Kansas City's Route 150 Gets A Makeover

By Jerry Schleicher | September 28, 2010

One of the most visible landmarks at the intersection of Route 71 and Route 150 in metropolitan Kansas City, MO's fast-growing southeast quadrant is Gail's Harley-Davidson, recognized as one of the top Harley-Davidson dealerships in the nation. More than 80,000 vehicles drive past the dealership on Route 71 each day, while another 21,000 vehicles pass it while driving east or west on Route 150.

It came as no surprise, therefore, that delegates from the cities of Grandview, Kansas City and Lee's Summit, along with representatives from the Missouri Department of Transportation (MoDOT), chose the dealership's parking lot for a groundbreaking ceremony last September to launch two projects to improve Route 71 and to widen and reconstruct Route 150.

The two projects, representing a combined $47 million, include removal and replacement of the existing Route 71 bridges over Route 150, adding new bridges and pavements to carry existing access roads both east and west of Route 71 over Route 150, and widening approximately 2.7 miles of Route 150 from just east of Route 71 in Grandview to Lumpkins Fork Creek.

Both projects were awarded to Kansas City-based Clarkson Construction Co. Clarkson, a sixth generation heavy highway contractor, has constructed numerous dam and flood control projects; built a significant portion of the region's interstate highway system; paved miles of municipal, county and private streets; and provided site development for many commercial and residential sites.

Allan Ludiker, P.E., MoDOT project manager, says the bridges carrying Route 71 traffic over Route 150 are being replaced in phases, with the southbound being replaced first. Both north and southbound traffic have been diverted to the northbound lanes for the removal of the southbound bridge and reconstruction of the pavement each side of the bridge. Once that work is completed, the traffic will be shifted to the new bridge to allow for replacement of the northbound bridge and reconstruction of the adjacent pavement.

Ludiker says MoDOT designed the interchange as a single-point urban interchange, which allows traffic to move more quickly and smoothly by adding turn lanes and reducing adjacent traffic signals.

"A single-point urban interchange is an interchange that consists of a single signal at the ramp termini, to handle the traffic movements within the interchange," explains Ludiker. "This differs from a more typical diamond-type interchange where signals are located at each of the ramp termini."

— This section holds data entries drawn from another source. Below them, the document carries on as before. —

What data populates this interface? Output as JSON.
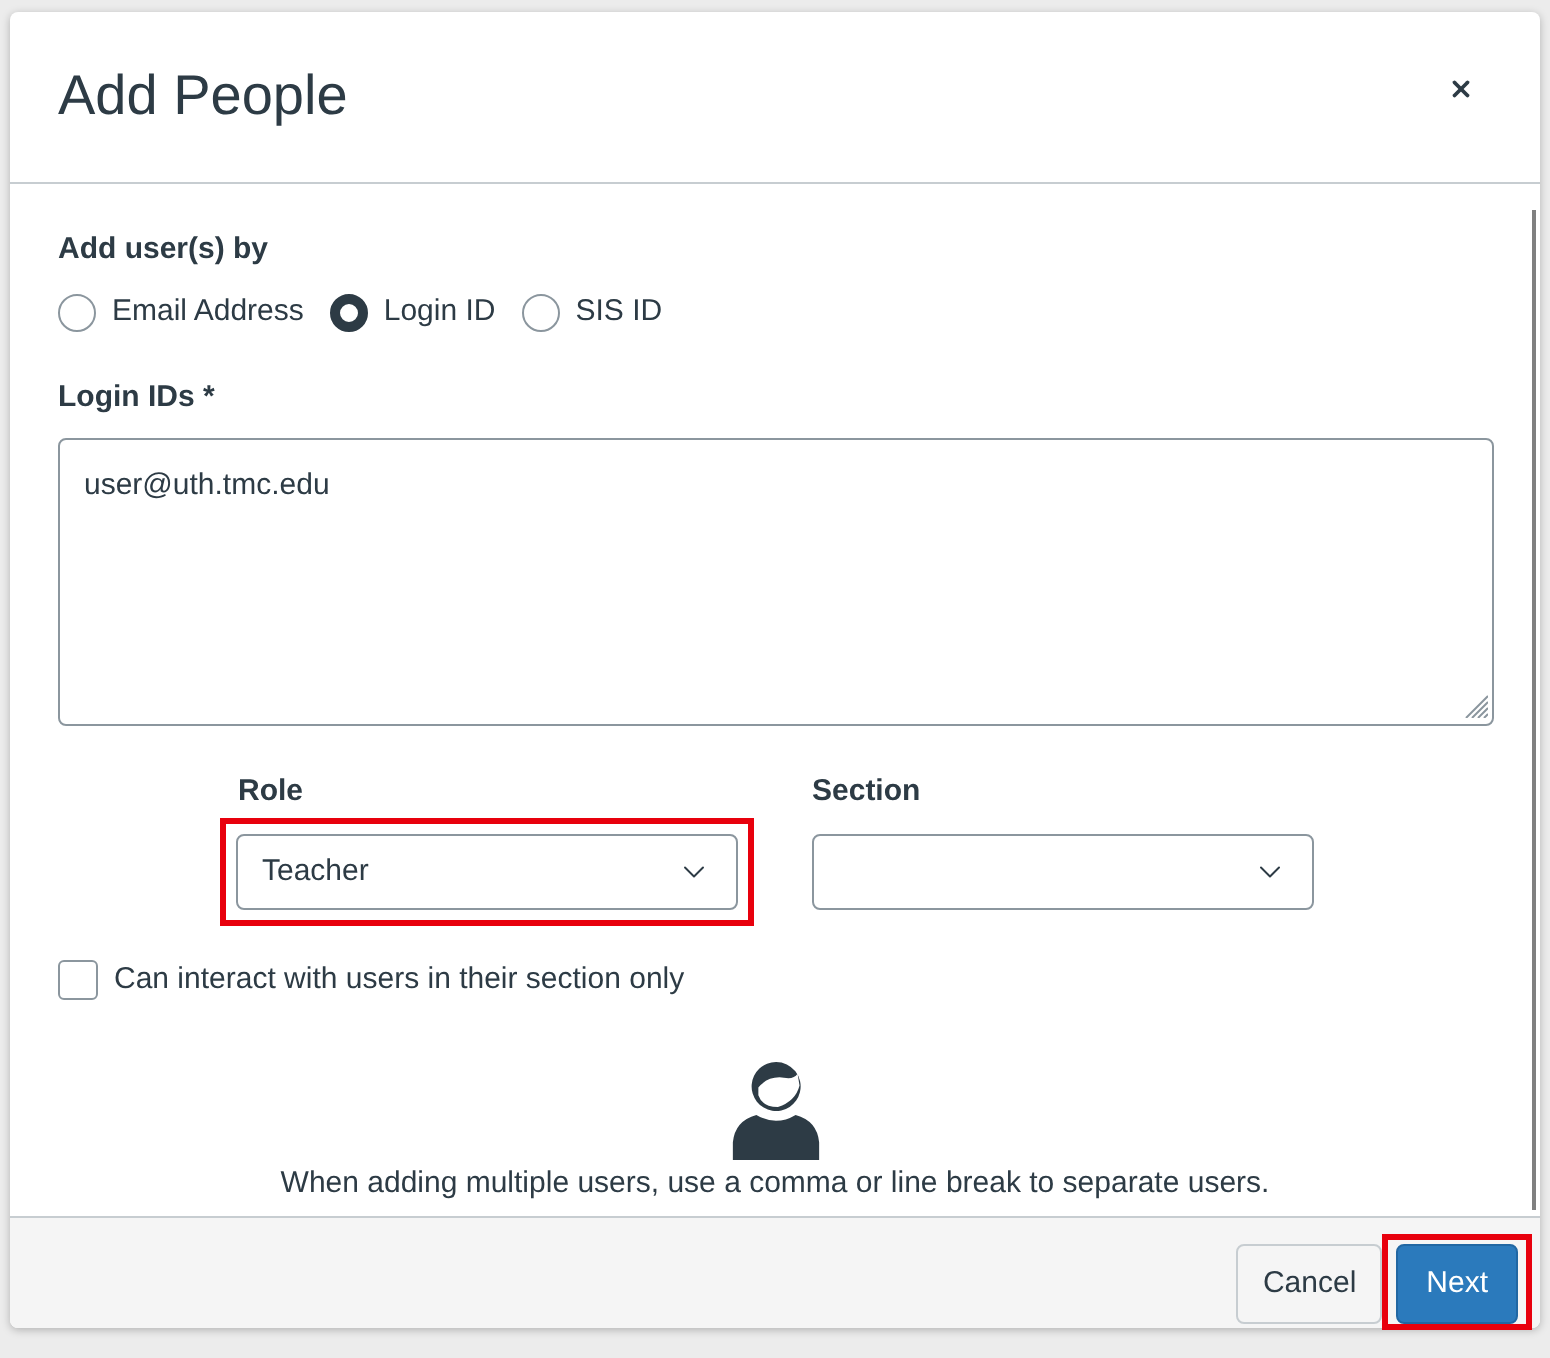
{
  "dialog": {
    "title": "Add People"
  },
  "add_by": {
    "label": "Add user(s) by",
    "options": [
      {
        "label": "Email Address",
        "selected": false
      },
      {
        "label": "Login ID",
        "selected": true
      },
      {
        "label": "SIS ID",
        "selected": false
      }
    ]
  },
  "ids_field": {
    "label": "Login IDs *",
    "value": "user@uth.tmc.edu"
  },
  "role": {
    "label": "Role",
    "value": "Teacher",
    "highlighted": true
  },
  "section": {
    "label": "Section",
    "highlighted": false
  },
  "limit_checkbox": {
    "label": "Can interact with users in their section only",
    "checked": false
  },
  "hint": "When adding multiple users, use a comma or line break to separate users.",
  "buttons": [
    {
      "label": "Cancel",
      "kind": "secondary",
      "highlighted": false
    },
    {
      "label": "Next",
      "kind": "primary",
      "highlighted": true
    }
  ]
}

Eight miles of Route 150 will eventually be widened from Route 71 to just west of Route 291 in Lee's Summit. Construction of the first phase is expected to be completed by late 2010.

Scott Eason, P.E., project engineer for Clarkson, explains that the terrain in the initial phase of the Route 150 project is challenging — a two-lane road with open ditches. Clarkson is lowering some hills in that stretch by up to 20 feet and filling adjoining valleys. Route 150 will be upgraded to an urban highway with a raised median and enclosed storm sewer system. The pavement will provide for two 11-foot-wide lanes in each direction and a 12.5-foot median. The project will also accommodate a future sidewalk and multi-use path along the corridor.

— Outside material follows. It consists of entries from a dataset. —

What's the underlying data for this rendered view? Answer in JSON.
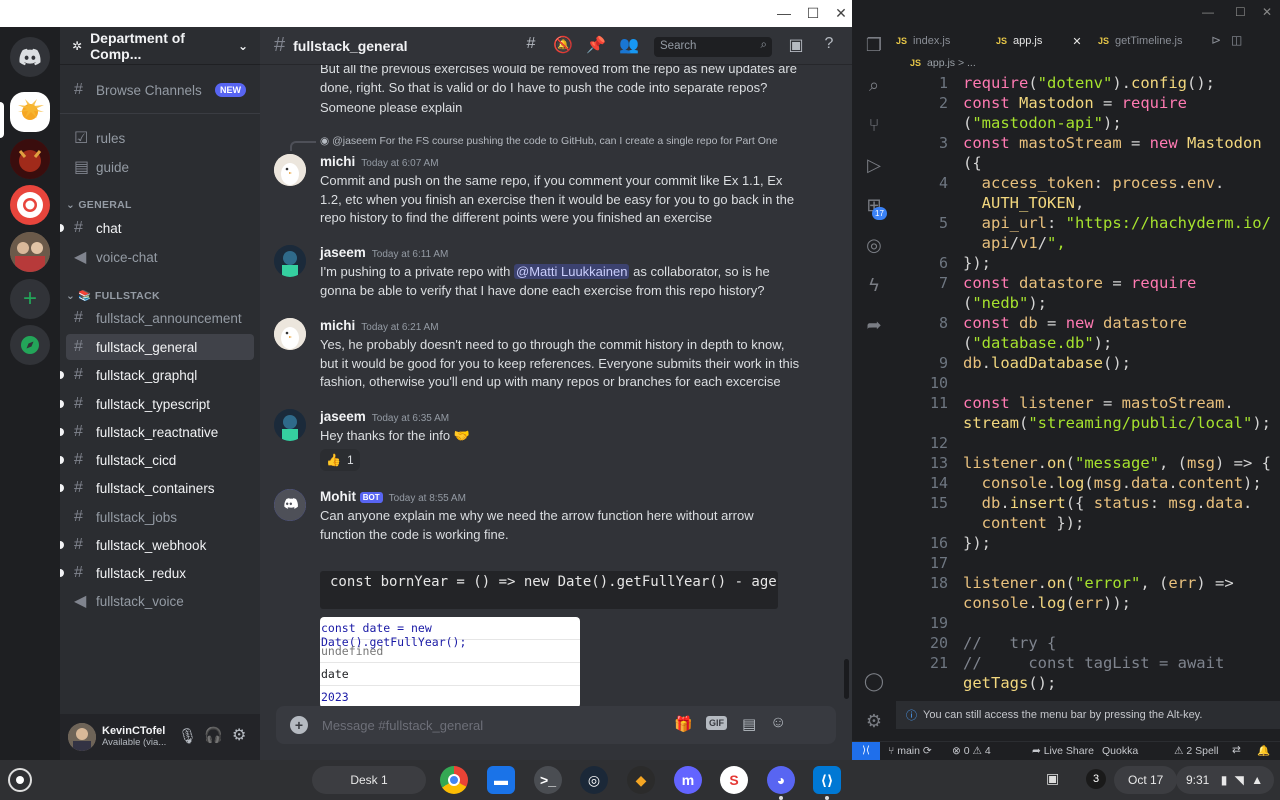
{
  "discord": {
    "guild_name": "Department of Comp...",
    "browse_channels": "Browse Channels",
    "new_badge": "NEW",
    "channels_top": [
      {
        "name": "rules",
        "icon": "rules-icon"
      },
      {
        "name": "guide",
        "icon": "guide-icon"
      }
    ],
    "general_category": "GENERAL",
    "general_channels": [
      {
        "name": "chat",
        "type": "text"
      },
      {
        "name": "voice-chat",
        "type": "voice"
      }
    ],
    "fullstack_category": "📚 FULLSTACK",
    "fullstack_channels": [
      {
        "name": "fullstack_announcement"
      },
      {
        "name": "fullstack_general"
      },
      {
        "name": "fullstack_graphql"
      },
      {
        "name": "fullstack_typescript"
      },
      {
        "name": "fullstack_reactnative"
      },
      {
        "name": "fullstack_cicd"
      },
      {
        "name": "fullstack_containers"
      },
      {
        "name": "fullstack_jobs"
      },
      {
        "name": "fullstack_webhook"
      },
      {
        "name": "fullstack_redux"
      },
      {
        "name": "fullstack_voice"
      }
    ],
    "user": {
      "name": "KevinCTofel",
      "status": "Available (via..."
    },
    "channel_title": "fullstack_general",
    "search_placeholder": "Search",
    "top_text": "But all the previous exercises would be removed from the repo as new updates are done, right. So that is valid or do I have to push the code into separate repos?",
    "top_text_2": "Someone please explain",
    "reply_preview": "@jaseem For the FS course pushing the code to GitHub, can I create a single repo for Part One",
    "messages": [
      {
        "author": "michi",
        "time": "Today at 6:07 AM",
        "text": "Commit and push on the same repo, if you comment your commit like Ex 1.1, Ex 1.2, etc when you finish an exercise then it would be easy for you to go back in the repo history to find the different points were you finished an exercise"
      },
      {
        "author": "jaseem",
        "time": "Today at 6:11 AM",
        "text_before": "I'm pushing to a private repo with",
        "mention": "@Matti Luukkainen",
        "text_after": "as collaborator, so is he gonna be able to verify that I have done each exercise from this repo history?"
      },
      {
        "author": "michi",
        "time": "Today at 6:21 AM",
        "text": "Yes, he probably doesn't need to go through the commit history in depth to know, but it would be good for you to keep references. Everyone submits their work in this fashion, otherwise you'll end up with many repos or branches for each excercise"
      },
      {
        "author": "jaseem",
        "time": "Today at 6:35 AM",
        "text": "Hey thanks for the info 🤝",
        "reaction": "👍",
        "reaction_count": "1"
      },
      {
        "author": "Mohit",
        "badge": "BOT",
        "time": "Today at 8:55 AM",
        "text": "Can anyone explain me why we need the arrow function here without arrow function the code is working fine."
      }
    ],
    "code_snippet": "const bornYear = () => new Date().getFullYear() - age",
    "console_lines": [
      "const date = new Date().getFullYear();",
      "undefined",
      "date",
      "2023"
    ],
    "composer_placeholder": "Message #fullstack_general"
  },
  "vscode": {
    "tabs": [
      "index.js",
      "app.js",
      "getTimeline.js"
    ],
    "breadcrumb": "app.js > ...",
    "badge_count": "17",
    "lines": [
      {
        "n": "1",
        "code": "require(\"dotenv\").config();"
      },
      {
        "n": "2",
        "code": "const Mastodon = require"
      },
      {
        "n": "",
        "code": "(\"mastodon-api\");"
      },
      {
        "n": "3",
        "code": "const mastoStream = new Mastodon"
      },
      {
        "n": "",
        "code": "({"
      },
      {
        "n": "4",
        "code": "  access_token: process.env."
      },
      {
        "n": "",
        "code": "  AUTH_TOKEN,"
      },
      {
        "n": "5",
        "code": "  api_url: \"https://hachyderm.io/"
      },
      {
        "n": "",
        "code": "  api/v1/\","
      },
      {
        "n": "6",
        "code": "});"
      },
      {
        "n": "7",
        "code": "const datastore = require"
      },
      {
        "n": "",
        "code": "(\"nedb\");"
      },
      {
        "n": "8",
        "code": "const db = new datastore"
      },
      {
        "n": "",
        "code": "(\"database.db\");"
      },
      {
        "n": "9",
        "code": "db.loadDatabase();"
      },
      {
        "n": "10",
        "code": ""
      },
      {
        "n": "11",
        "code": "const listener = mastoStream."
      },
      {
        "n": "",
        "code": "stream(\"streaming/public/local\");"
      },
      {
        "n": "12",
        "code": ""
      },
      {
        "n": "13",
        "code": "listener.on(\"message\", (msg) => {"
      },
      {
        "n": "14",
        "code": "  console.log(msg.data.content);"
      },
      {
        "n": "15",
        "code": "  db.insert({ status: msg.data."
      },
      {
        "n": "",
        "code": "  content });"
      },
      {
        "n": "16",
        "code": "});"
      },
      {
        "n": "17",
        "code": ""
      },
      {
        "n": "18",
        "code": "listener.on(\"error\", (err) =>"
      },
      {
        "n": "",
        "code": "console.log(err));"
      },
      {
        "n": "19",
        "code": ""
      },
      {
        "n": "20",
        "code": "//   try {"
      },
      {
        "n": "21",
        "code": "//     const tagList = await"
      },
      {
        "n": "",
        "code": "getTags();"
      }
    ],
    "toast": "You can still access the menu bar by pressing the Alt-key.",
    "status": {
      "branch": "main",
      "errors": "0",
      "warnings": "4",
      "live_share": "Live Share",
      "quokka": "Quokka",
      "spell": "2 Spell"
    }
  },
  "shelf": {
    "desk": "Desk 1",
    "notifications": "3",
    "date": "Oct 17",
    "time": "9:31"
  },
  "colors": {
    "discord_bg": "#313338",
    "blurple": "#5865f2",
    "vscode_bg": "#1e1f22",
    "shelf_bg": "#2f3033"
  }
}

Although Phase 1 of the Route 150 project is adjoined by numerous commercial businesses, residential communities and individual homes, Eason is quick to point out that nearby residents and business owners have been highly supportive of the project and very cooperative.

"We've made a point of meeting with the residents and businesses adjoining the project, and have made certain that each of them will continue to have access to their property throughout the duration of construction," he says.

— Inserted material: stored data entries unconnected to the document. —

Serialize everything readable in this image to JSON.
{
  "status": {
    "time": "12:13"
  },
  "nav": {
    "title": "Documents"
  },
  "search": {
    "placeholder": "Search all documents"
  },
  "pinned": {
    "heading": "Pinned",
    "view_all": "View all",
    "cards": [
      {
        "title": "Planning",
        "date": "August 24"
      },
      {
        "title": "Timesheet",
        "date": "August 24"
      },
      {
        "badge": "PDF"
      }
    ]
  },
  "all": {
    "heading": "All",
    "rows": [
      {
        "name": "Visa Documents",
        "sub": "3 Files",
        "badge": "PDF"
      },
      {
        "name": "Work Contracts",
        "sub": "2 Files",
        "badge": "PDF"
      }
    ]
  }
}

MoDOT authorities report that bids for Phase 2 of the Route 150 project, which will widen an additional 2.1 miles of Route 150 east of this project, will be taken this month. Completion of all of these projects will serve the growing population of both Jackson and Cass counties, as well as the thousands of motorcycle owners who attend concerts and free cookouts at Gail's Harley-Davidson each weekend.

Route D Now Rehabilitated

Clarkson Construction also recently completed a 4-mile, $3.7-million pavement rehabilitation and overlay project of nearby Route D, a two-lane, north-south arterial that carries 11,000 vehicles daily.

MoDOT authorities report that Route D between Route 150 and Route 58 had deteriorated over the past three years to a point where reconstruction was necessary. Jeff Hardy, MoDOT project supervisor, says both the longitudinal and transverse joints had shown accelerated deterioration. The existing pavement was constructed in 1986.

"The Route D project was an alternate bid project with three pavement treatment options for the contractor to bid from," explains Hardy. "The options included a 5-inch unbonded concrete overlay with the existing joints being cleaned out and filled with asphalt or flowable fill; full and partial repair of the existing joints and overlay with 5-3/4-inch Superpave asphalt; or rubblize the existing pavement and overlay with 8 inches of Superpave asphalt. The option that was the most cost effective, as determined by the successful lowest bidder, was the 5-inch unbonded concrete overlay."

In order to expedite the project, sections of Route D were closed to all but local traffic during reconstruction. The entire project, including wider shoulders, northbound left-turn lanes and traffic signals, was completed within seven weeks. n

Editor's note: Jerry Schleicher is a writer based in Parkville, MO.